EXCLUSIVE: Investigations editor Zak Garner-Purkis was repeatedly stopped by the police whilst reporting on the migrant crisis in France.

A police officer stops Express investigations editor Zak Garner-Purkisin the French countryside

The Express faced questions from police throughout its attempts to report on the migrant crisis (Image: Daniel Dove)

This is the moment an Express reporter was stopped by the French police as he attempted to report on illegal migration to Britain.

Investigations editor Zak Garner-Purkis was approached by officers as he tracked a group of migrants who had boarded a bus from the centre of Calais to a dirt road beside a beach popular for launching dinghies.

The cops demanded to see identification documents, which they photographed, and radioed a colleague.

After seeming to confirm he was a journalist, Garner-Purkis was let go.

However, it was a very different process for the migrants he was following.

After checking the journalist’s documents, the police cars accelerated past him at great speed to catch up with the migrants.

They stopped and lined up behind the police car, waiting for questioning. But the police officers didn’t even get out of the vehicle; they just waved the small boat travellers past.

When the Express found the migrants later that evening, they said the cops had “told us we could go”.

This was not an isolated incident. During the Express’s three-day reporting trip to cover the small boat migrant crossings, officers stopped the team on seven different occasions.

They examined ID documents, took photographs and questioned the reporting team about their reasons for being in France each time.

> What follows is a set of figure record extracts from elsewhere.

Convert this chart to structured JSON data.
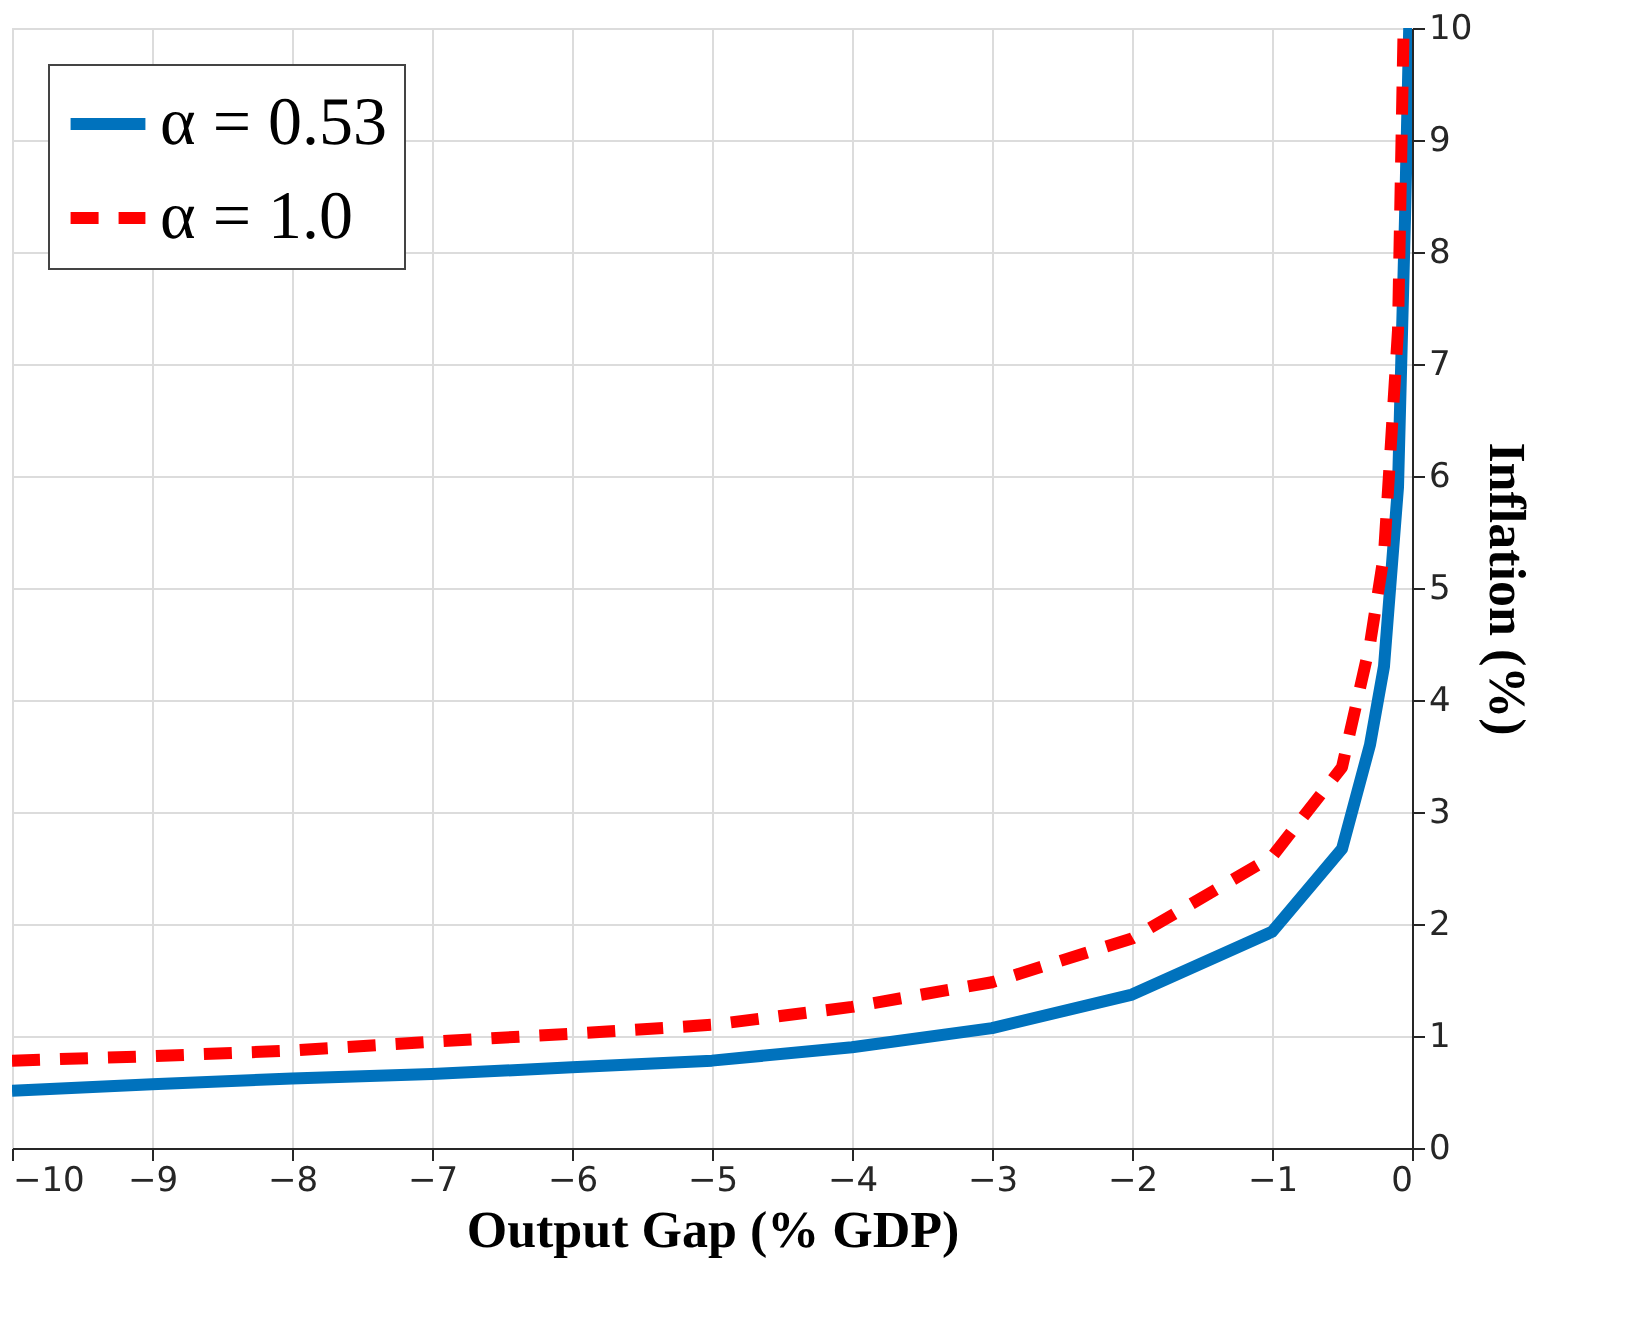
{
  "chart_data": {
    "type": "line",
    "xlabel": "Output Gap (% GDP)",
    "ylabel": "Inflation (%)",
    "xlim": [
      -10,
      0
    ],
    "xticks": [
      -10,
      -9,
      -8,
      -7,
      -6,
      -5,
      -4,
      -3,
      -2,
      -1,
      0
    ],
    "ylim": [
      0,
      10
    ],
    "yticks": [
      0,
      1,
      2,
      3,
      4,
      5,
      6,
      7,
      8,
      9,
      10
    ],
    "grid": true,
    "legend": "top left",
    "series": [
      {
        "name": "α = 0.53",
        "color": "#0072bd",
        "line_style": "solid",
        "x": [
          -10,
          -9,
          -8,
          -7,
          -6,
          -5,
          -4,
          -3,
          -2,
          -1,
          -0.5,
          -0.3,
          -0.2,
          -0.1,
          -0.05,
          -0.02
        ],
        "values": [
          0.51,
          0.57,
          0.62,
          0.66,
          0.72,
          0.78,
          0.9,
          1.07,
          1.37,
          1.93,
          2.67,
          3.6,
          4.3,
          5.9,
          8.3,
          10
        ]
      },
      {
        "name": "α = 1.0",
        "color": "#ff0000",
        "line_style": "dashed",
        "x": [
          -10,
          -9,
          -8,
          -7,
          -6,
          -5,
          -4,
          -3,
          -2,
          -1,
          -0.5,
          -0.3,
          -0.2,
          -0.1,
          -0.06
        ],
        "values": [
          0.78,
          0.82,
          0.87,
          0.95,
          1.02,
          1.1,
          1.26,
          1.48,
          1.87,
          2.6,
          3.4,
          4.5,
          5.3,
          7.3,
          10
        ]
      }
    ]
  }
}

The interactions were mostly polite and respectful. However, there were also times when it disrupted the team’s reporting.

When the Express saw a bus filled with migrants preparing to cross the Channel being given a police escort, they attempted to find out what was happening.

But police officers stopped the reporting team’s vehicle and prevented them from seeing where the migrants were taken.

The following day, Garner-Purkis saw one of the officers involved in pulling the team over. The cop demanded to check his ID documents and became more confrontational in his questioning.

After verifying his identity as a journalist, the policeman claimed the Express needed a permit to film the migrant crisis in France and that photos were taken without his permission.

His questioning was only halted when a senior officer intervened which triggered officers to allow Garner-Purkis to leave.

During the reporting trip to France, the Express also made the shocking discovery that traffickers were transporting migrants on small boats to England for free on the basis that they could work illegally to pay off the debt once in Britain.

This revelation came just days after food delivery firms were told by the Government to tighten up security measures to prevent the illegal employment of asylum seekers, which was exposed by an Express investigation last month.

This week, the total number of small boat arrivals this year passed 20,000, a milestone that Reform UK leader Nigel Farage criticised on social media.

“It is a record and will only increase if we continue to give them everything when they arrive,” he wrote on X.